When I blogged Surface Detail, I complained that Banks was getting caught with mission creep. Having set Consider Phlebas around the edges of a galactic war that characters in The Hydrogen Sonata are still talking about a thousand years later, he was making it harder to top the fireworks in the various Culture books which came after it. It continues to be my view that the best of the Culture books is the deeply creepy Use of Weapons, which is all about a nice manageable local mess and the damage it does. But no-one ever listens to me, and Banks went on dialling it up, with Surface Detail tackling heaven and hell, having mined out reality some time back.
For his last SF book, and a book which he must have known would be his last book, he took another swing at the afterlife, trying to set a book in and around the last days of a civilisation which is "Subliming". In most of the Culture books, there have been passing references to Subliming, as something which civilisations do when they've exhausted reality's potential and move to an ethereal plane, never to be heard from again. This must have seemed like a fitting capper to his career, an apposite note to go out on. I suspect that it went off the road pretty early on when he realised that the moment you describe the indescribable, you've ruined it. So instead, the Gzilt civilisation's move to the ethereal plane is basically a big shiny backdrop to a pretty routine saga of political skulduggery and AI chicanery, both well trodden areas for Banks.
One of the minor paradoxes for me in enjoying all those Culture books is that while I love the idea of his vast, effortlessly canny ships with their unbeatable Minds, once he slings more than two or three of them into the action they start to blur into one another no matter how much effort he puts into the funny names for them. In The Hydrogen Sonata, Mistake Not… would have been plenty of Ship all on its own, but it's just one of dozens, and more is not more when you're chucking well-nigh invulnerable dei ex machina at the page.

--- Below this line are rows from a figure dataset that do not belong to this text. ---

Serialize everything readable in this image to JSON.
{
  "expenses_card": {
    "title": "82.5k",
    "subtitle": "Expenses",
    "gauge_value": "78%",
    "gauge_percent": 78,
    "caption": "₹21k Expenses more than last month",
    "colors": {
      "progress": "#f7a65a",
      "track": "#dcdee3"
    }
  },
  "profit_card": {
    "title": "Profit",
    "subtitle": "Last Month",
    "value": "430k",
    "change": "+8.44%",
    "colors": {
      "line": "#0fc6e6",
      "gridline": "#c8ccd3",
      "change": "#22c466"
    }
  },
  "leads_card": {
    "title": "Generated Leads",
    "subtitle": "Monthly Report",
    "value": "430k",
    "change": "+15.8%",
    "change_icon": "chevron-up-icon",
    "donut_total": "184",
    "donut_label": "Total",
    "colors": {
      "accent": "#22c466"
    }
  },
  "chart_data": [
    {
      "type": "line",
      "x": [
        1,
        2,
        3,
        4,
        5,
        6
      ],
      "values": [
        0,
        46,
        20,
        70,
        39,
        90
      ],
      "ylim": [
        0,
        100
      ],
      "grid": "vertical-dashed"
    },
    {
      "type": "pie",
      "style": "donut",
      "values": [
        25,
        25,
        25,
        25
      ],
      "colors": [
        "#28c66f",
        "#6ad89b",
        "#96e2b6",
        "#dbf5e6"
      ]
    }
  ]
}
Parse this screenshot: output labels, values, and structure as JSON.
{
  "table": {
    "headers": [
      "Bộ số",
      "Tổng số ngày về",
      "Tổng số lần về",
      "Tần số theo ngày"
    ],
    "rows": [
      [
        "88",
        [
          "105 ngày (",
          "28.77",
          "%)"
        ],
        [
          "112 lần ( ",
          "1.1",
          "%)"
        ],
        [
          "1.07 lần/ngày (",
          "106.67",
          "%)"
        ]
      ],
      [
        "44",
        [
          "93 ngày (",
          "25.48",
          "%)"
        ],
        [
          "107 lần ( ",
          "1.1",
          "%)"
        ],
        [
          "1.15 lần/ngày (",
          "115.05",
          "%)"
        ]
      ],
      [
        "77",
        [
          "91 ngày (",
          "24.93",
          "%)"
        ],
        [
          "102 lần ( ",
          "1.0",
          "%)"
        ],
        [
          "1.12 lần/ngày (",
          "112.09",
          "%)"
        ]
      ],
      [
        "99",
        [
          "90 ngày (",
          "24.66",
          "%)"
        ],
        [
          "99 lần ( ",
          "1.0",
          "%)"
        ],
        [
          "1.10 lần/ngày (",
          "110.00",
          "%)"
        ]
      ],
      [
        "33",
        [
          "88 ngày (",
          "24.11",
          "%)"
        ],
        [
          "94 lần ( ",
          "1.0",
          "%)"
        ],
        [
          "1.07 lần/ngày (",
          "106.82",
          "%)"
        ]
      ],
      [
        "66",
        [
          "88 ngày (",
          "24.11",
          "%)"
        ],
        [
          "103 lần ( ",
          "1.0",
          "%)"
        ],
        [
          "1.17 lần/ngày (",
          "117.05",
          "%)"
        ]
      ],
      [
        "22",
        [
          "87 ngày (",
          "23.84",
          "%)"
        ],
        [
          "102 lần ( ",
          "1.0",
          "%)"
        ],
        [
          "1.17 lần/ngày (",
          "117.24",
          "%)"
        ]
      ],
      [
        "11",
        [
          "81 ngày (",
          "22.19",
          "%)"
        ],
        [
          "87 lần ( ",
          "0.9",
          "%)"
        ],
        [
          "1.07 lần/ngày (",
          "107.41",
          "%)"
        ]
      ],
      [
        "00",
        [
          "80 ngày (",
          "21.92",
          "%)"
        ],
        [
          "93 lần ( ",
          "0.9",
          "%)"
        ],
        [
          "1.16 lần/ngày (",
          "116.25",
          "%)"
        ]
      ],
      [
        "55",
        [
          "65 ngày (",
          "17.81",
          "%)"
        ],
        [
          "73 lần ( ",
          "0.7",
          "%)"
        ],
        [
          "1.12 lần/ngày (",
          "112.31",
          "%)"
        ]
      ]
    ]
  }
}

In a way, The Hydrogen Sonata is a retread of Consider Phlebas; against a backdrop of something huge and complicated, one kinda-human is off on a scavenger hunt for a secret which might change everything. Or might not. It's a perfectly serviceable plot, but it's not anything like the best that Banks can do. It's also kind of a stupid way to engage with the theme I think he really was going after. The whole point of Sublimation, as it's always been explained in the past, is that the civilisation in question has risen above the material and short-sighted day to day nonsense we all live with, and is ready for something else. But there's a whole political chicanery sub-plot involving the Francis Urquhart of the Gzilt and his beavering away to cut deals on the eve of a phase-change which will render all the deals completely pointless. Something doesn't make sense here; either these guys are ready for the infinite and beyond such pettiness, or they're not, in which case why is the infinite even on the agenda? It's never properly teased out. The irony of a man making pointless deals because it's all he knows how to do - there's book in that, but this book isn't it.
Banks was starting to lose his edge (or I was starting to want different things from my fiction) as he got older, and I knew that this was a book where he wouldn't have been at this best; he simply didn't have the time to get it right. So I didn't expect this to be a magnificent send-off for a mighty talent. I expected it to fizzle a bit, and still to enjoy it on the back of the really good ones from years before. What upsets me is not so much that I'm disappointed in the book, but my feeling that as he got to the end of it, Banks himself must have been feeling disappointed. Facing into the end (with his waspish humour more than intact; he announced his fatal cancer by saying he'd asked his girlfriend to do him the honour of becoming his widow), he must have wanted The Hydrogen Sonata to say something striking about tranquility in the face of extinction, and the value of a life lived to make a difference in the here and now (I'm not guessing; Banks has always been pretty clear about not believing in an afterlife). I wish it had been a better book, not for me, but for him.